For some smaller growers, one year of bad markets "could be enough to put you under," said Mr. Smith.

Fruit and vegetable growers have long struggled to find enough workers to pick and pack their crops. This year, labor competition from booming home construction could tighten the squeeze, Mr. Bjorn said.

To keep workers, some berry growers have added bonuses for staying for the full harvest season, and sweepstakes with prizes such as a car. Mushroom producer Mountain View Mushrooms, a Utah company, recently began offering signing and referral bonuses.

When mushroom sales fell at the start of the pandemic, Mountain View hauled hundreds of thousands of pounds of mushrooms to a compost dump and chose not to repair the worn wooden beds it uses to grow them, said Brenda Barney, sales manager. Now, orders from reopening restaurants are flooding in faster than it can fill them.

Even if it could hire 20 more people, production would be hampered by a lumber shortage that is making it tough to find the wooden beams the company needs to build new growing beds.

"Since Valentine’s Day, we’ve been short on mushrooms," Ms.
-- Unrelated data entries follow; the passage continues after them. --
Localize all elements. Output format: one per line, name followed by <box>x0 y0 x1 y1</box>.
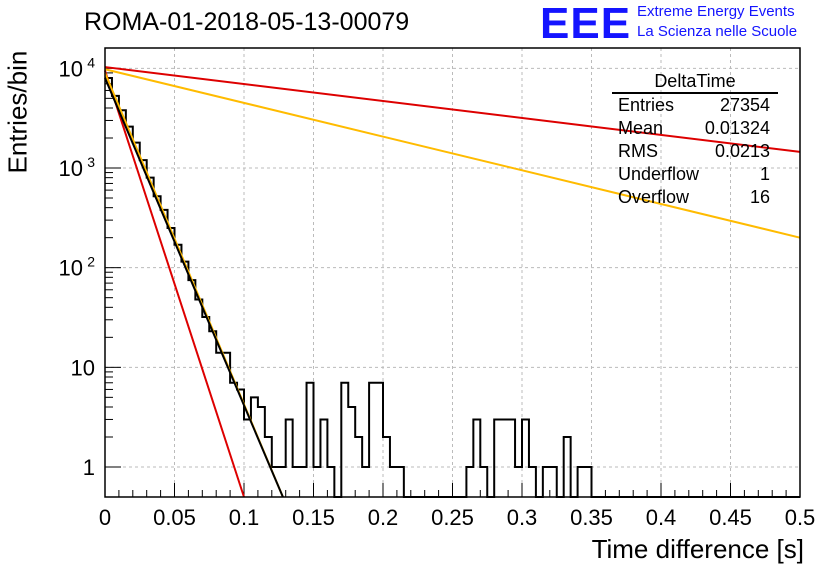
x-tick-label: 0.2 <box>368 505 399 530</box>
y-tick-label: 10 <box>59 256 83 281</box>
plot-title: ROMA-01-2018-05-13-00079 <box>84 8 410 36</box>
tick-labels: 0 0.05 0.1 0.15 0.2 0.25 0.3 0.35 0.4 0.45 0.5 1 10 1… <box>59 54 816 530</box>
fit-curves <box>104 66 801 498</box>
stats-label: Underflow <box>618 164 700 184</box>
x-tick-label: 0.4 <box>646 505 677 530</box>
stats-title: DeltaTime <box>612 70 778 94</box>
plot-frame <box>104 47 801 498</box>
stats-row-overflow: Overflow 16 <box>612 186 778 209</box>
y-tick-label: 10 <box>59 156 83 181</box>
x-axis-label: Time difference [s] <box>591 534 804 564</box>
stats-label: Mean <box>618 118 664 138</box>
stats-row-underflow: Underflow 1 <box>612 163 778 186</box>
stats-value: 0.01324 <box>704 118 770 138</box>
stats-value: 16 <box>749 187 770 207</box>
x-tick-label: 0.35 <box>570 505 613 530</box>
x-tick-label: 0.25 <box>431 505 474 530</box>
x-tick-label: 0.3 <box>507 505 538 530</box>
y-tick-label: 1 <box>83 455 95 480</box>
fit-line-red-2 <box>104 70 245 498</box>
x-tick-label: 0.1 <box>229 505 260 530</box>
fit-line-black-4 <box>104 77 284 498</box>
brand-line-1: Extreme Energy Events <box>637 3 795 20</box>
x-tick-label: 0.5 <box>785 505 816 530</box>
stats-value: 1 <box>759 164 770 184</box>
eee-logo: EEE <box>540 0 632 48</box>
stats-label: RMS <box>618 141 658 161</box>
y-tick-label: 10 <box>71 355 95 380</box>
y-tick-exponent: 2 <box>87 254 95 270</box>
fit-line-red-0 <box>104 66 801 153</box>
y-tick-exponent: 3 <box>87 154 95 170</box>
fit-line-yellow-1 <box>104 68 801 239</box>
brand-line-2: La Scienza nelle Scuole <box>637 23 798 40</box>
stats-box: DeltaTime Entries 27354 Mean 0.01324 RMS 0.… <box>612 70 778 209</box>
y-axis-label: Entries/bin <box>2 50 33 174</box>
x-tick-label: 0.05 <box>153 505 196 530</box>
stats-label: Overflow <box>618 187 690 207</box>
x-tick-label: 0.15 <box>292 505 335 530</box>
stats-row-entries: Entries 27354 <box>612 94 778 117</box>
y-tick-label: 10 <box>59 56 83 81</box>
stats-row-mean: Mean 0.01324 <box>612 117 778 140</box>
stats-row-rms: RMS 0.0213 <box>612 140 778 163</box>
stats-label: Entries <box>618 95 675 115</box>
stats-value: 27354 <box>719 95 770 115</box>
x-tick-label: 0.45 <box>709 505 752 530</box>
y-tick-exponent: 4 <box>87 54 95 70</box>
x-tick-label: 0 <box>99 505 111 530</box>
stats-value: 0.0213 <box>714 141 770 161</box>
Barney said. "We didn’t expect demand to stay as high as it did."


For some suppliers of fresh foods, managing relationships with customers and assessing each one’s demand forecast have become delicate tasks as a tug of war emerges over a finite amount of food.

Restaurants and other businesses struggling to regain their footing are looking for a break on berry prices, said Mr. Bjorn, while grocers flush from a banner year are willing to pay up to get the fruit they need.

He is eager to support restaurant customers as they rebuild, but he also can’t turn his back on grocers, who supported Driscoll’s business during the pandemic.

"You feel like you should be able to manage because we’ve been in this environment for some time now," Mr. Bjorn said. "Yet it feels a little unmanageable."